The attack on the court came in the form of a brief filed on behalf of a case involving a New York City gun law, reported Fox News.
“The Supreme Court is not well. And the people know it,” the brief claimed without evidence. “Perhaps the Court can heal itself before the public demands it be ‘restructured in order to reduce the influence of politics.'”
At least five of the current Democratic primary candidates have expressed support for the proposal, while at least two others support rotating the justices, who currently have lifetime appointments as outlined in the Constitution.
The current nine-justice configuration has been in place for 150 years.

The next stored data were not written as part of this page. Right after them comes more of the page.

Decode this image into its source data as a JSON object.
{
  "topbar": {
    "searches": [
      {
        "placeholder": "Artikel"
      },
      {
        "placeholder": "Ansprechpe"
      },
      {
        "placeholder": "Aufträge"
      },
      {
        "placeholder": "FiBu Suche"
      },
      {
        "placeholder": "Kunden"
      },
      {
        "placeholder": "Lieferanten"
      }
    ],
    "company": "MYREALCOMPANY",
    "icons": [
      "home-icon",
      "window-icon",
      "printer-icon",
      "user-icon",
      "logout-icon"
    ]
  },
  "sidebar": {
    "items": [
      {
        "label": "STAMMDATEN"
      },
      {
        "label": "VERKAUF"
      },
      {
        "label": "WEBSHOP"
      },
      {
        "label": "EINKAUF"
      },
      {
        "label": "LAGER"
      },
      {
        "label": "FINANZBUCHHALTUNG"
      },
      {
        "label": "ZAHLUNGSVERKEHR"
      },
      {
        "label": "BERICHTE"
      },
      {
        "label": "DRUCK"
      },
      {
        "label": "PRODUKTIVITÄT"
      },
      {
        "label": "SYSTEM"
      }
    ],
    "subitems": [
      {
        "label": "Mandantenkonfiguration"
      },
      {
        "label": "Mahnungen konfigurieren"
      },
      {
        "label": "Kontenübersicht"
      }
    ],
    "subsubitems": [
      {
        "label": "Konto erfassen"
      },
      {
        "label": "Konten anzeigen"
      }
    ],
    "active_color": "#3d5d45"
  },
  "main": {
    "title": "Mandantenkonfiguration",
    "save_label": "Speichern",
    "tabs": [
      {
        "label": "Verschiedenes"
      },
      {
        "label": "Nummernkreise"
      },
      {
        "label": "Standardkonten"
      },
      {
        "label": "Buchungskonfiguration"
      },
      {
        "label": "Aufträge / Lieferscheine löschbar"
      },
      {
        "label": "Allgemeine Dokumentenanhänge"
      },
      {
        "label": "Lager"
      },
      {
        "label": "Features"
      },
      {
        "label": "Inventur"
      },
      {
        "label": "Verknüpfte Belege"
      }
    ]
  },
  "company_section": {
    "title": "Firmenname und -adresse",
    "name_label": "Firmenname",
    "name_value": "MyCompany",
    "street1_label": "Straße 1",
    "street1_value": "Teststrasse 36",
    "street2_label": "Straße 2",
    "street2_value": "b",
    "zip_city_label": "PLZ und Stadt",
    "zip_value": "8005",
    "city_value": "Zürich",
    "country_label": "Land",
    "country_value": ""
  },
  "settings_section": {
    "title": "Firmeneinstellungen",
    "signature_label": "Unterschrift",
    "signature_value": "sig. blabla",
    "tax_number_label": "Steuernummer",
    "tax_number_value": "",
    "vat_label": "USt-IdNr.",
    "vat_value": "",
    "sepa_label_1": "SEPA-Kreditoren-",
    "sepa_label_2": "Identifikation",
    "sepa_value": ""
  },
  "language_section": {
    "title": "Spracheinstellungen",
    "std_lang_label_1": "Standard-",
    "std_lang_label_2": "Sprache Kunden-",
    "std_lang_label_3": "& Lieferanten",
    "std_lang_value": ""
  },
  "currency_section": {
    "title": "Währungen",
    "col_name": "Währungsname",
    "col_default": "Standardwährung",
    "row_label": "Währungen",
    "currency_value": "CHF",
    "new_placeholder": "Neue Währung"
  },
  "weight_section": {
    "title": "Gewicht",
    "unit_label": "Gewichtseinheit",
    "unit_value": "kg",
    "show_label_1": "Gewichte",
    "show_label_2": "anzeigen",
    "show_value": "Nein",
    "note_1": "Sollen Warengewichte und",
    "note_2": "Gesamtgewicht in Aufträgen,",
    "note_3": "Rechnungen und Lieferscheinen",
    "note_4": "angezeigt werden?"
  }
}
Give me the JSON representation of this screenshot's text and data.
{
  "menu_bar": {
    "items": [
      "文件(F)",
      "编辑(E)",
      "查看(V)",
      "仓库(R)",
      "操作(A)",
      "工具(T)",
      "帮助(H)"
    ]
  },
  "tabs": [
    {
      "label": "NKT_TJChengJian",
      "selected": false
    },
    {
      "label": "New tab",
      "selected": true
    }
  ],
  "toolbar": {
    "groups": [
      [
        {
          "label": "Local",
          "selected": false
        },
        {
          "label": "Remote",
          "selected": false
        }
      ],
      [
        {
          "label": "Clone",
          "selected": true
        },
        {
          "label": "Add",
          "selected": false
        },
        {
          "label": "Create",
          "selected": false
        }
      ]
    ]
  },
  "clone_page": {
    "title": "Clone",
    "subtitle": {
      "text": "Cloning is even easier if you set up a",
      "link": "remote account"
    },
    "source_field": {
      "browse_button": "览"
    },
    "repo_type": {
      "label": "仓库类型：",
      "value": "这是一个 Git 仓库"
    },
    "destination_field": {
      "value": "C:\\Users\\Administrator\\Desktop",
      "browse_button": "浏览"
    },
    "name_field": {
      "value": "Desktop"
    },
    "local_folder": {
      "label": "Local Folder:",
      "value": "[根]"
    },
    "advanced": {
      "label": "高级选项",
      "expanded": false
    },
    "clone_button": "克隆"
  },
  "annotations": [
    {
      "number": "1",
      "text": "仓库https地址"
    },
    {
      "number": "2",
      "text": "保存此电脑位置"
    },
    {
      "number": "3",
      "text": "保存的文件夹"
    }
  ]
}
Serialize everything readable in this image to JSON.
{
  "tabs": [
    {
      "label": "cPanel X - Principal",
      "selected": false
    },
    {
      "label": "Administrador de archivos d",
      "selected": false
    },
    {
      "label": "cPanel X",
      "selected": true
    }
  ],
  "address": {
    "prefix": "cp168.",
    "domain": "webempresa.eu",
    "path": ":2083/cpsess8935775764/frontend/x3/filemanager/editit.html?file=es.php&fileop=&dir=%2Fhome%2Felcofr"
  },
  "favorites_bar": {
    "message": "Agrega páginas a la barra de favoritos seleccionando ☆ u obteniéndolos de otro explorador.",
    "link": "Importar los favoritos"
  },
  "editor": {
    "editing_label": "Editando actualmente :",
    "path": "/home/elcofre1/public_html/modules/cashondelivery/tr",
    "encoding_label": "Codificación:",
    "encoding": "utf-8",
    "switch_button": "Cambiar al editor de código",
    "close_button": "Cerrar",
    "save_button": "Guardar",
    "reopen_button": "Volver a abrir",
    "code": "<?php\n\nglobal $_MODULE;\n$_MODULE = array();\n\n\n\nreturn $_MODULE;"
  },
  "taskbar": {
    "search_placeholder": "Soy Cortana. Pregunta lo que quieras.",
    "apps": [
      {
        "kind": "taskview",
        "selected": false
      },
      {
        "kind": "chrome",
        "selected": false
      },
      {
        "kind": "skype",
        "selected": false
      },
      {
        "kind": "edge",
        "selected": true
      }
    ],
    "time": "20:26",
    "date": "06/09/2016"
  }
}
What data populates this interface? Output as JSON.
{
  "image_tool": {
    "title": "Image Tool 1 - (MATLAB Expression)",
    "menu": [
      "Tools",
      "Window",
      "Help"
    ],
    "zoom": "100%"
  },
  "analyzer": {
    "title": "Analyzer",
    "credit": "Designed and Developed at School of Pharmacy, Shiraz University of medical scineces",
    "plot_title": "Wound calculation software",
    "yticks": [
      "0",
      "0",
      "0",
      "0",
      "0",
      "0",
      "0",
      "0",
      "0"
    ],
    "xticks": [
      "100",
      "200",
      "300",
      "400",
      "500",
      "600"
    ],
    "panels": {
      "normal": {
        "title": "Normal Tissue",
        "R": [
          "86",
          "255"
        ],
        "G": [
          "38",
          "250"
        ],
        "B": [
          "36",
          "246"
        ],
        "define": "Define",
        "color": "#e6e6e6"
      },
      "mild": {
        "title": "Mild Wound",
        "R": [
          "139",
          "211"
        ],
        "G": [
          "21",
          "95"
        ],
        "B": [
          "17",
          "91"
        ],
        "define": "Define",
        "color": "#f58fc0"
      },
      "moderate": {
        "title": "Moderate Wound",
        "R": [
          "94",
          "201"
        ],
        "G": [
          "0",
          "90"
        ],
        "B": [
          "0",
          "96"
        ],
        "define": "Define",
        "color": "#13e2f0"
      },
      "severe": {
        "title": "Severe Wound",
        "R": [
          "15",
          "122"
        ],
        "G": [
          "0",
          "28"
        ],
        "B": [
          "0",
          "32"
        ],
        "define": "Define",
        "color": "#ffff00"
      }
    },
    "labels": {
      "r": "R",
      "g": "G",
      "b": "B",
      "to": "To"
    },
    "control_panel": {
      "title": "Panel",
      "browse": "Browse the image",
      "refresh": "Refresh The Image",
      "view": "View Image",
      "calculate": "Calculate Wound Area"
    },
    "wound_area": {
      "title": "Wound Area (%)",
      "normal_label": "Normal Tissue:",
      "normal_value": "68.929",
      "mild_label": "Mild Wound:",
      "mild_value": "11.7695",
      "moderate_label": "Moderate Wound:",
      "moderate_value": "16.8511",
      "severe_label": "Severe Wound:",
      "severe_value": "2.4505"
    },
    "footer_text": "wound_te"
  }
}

Although Democrats feared that the addition of two Trump appointees—despite their replacing fellow conservative justices—may upset the court’s tenuous balance, justices Neil Gorsuch and Brett Kavanaugh by many accounts proved to be surprisingly centrist.
Gorsuch, known to be more libertarian, sided with the court’s liberal arm on some crucial decisions related to criminal justice.
Kavanaugh, who faced immense opposition from far-left activists over unproven accusations of a high-school sexual assault, took pains to assuage their anger, voting with the liberals to turn down a potentially landmark abortion case.
Kavanaugh also drew plaudits from Justice Ruth Bader Ginsburg for hiring an all-female staff of law clerks.
Ginsburg, a progressive icon, said she opposed the idea of court-packing in a July interview with NPR. “Nine seems to be a good number,” she said.
As with other Democratic efforts to undermine established rules of order, any attempt by the Left to pack the courts could set a dangerous precedent and eventually backfire against them.
But even so, the Senate Democrats Richard Blumenthal of Connecticut, Kirsten Gillibrand of New York, Dick Durbin of Illinois, Mazie Hirono of Hawaii and Sheldon Whitehouse of Rhode Island cited a May survey from left-skewed Quinnipiac University that claimed 51 percent of respondents were in favor of court-packing.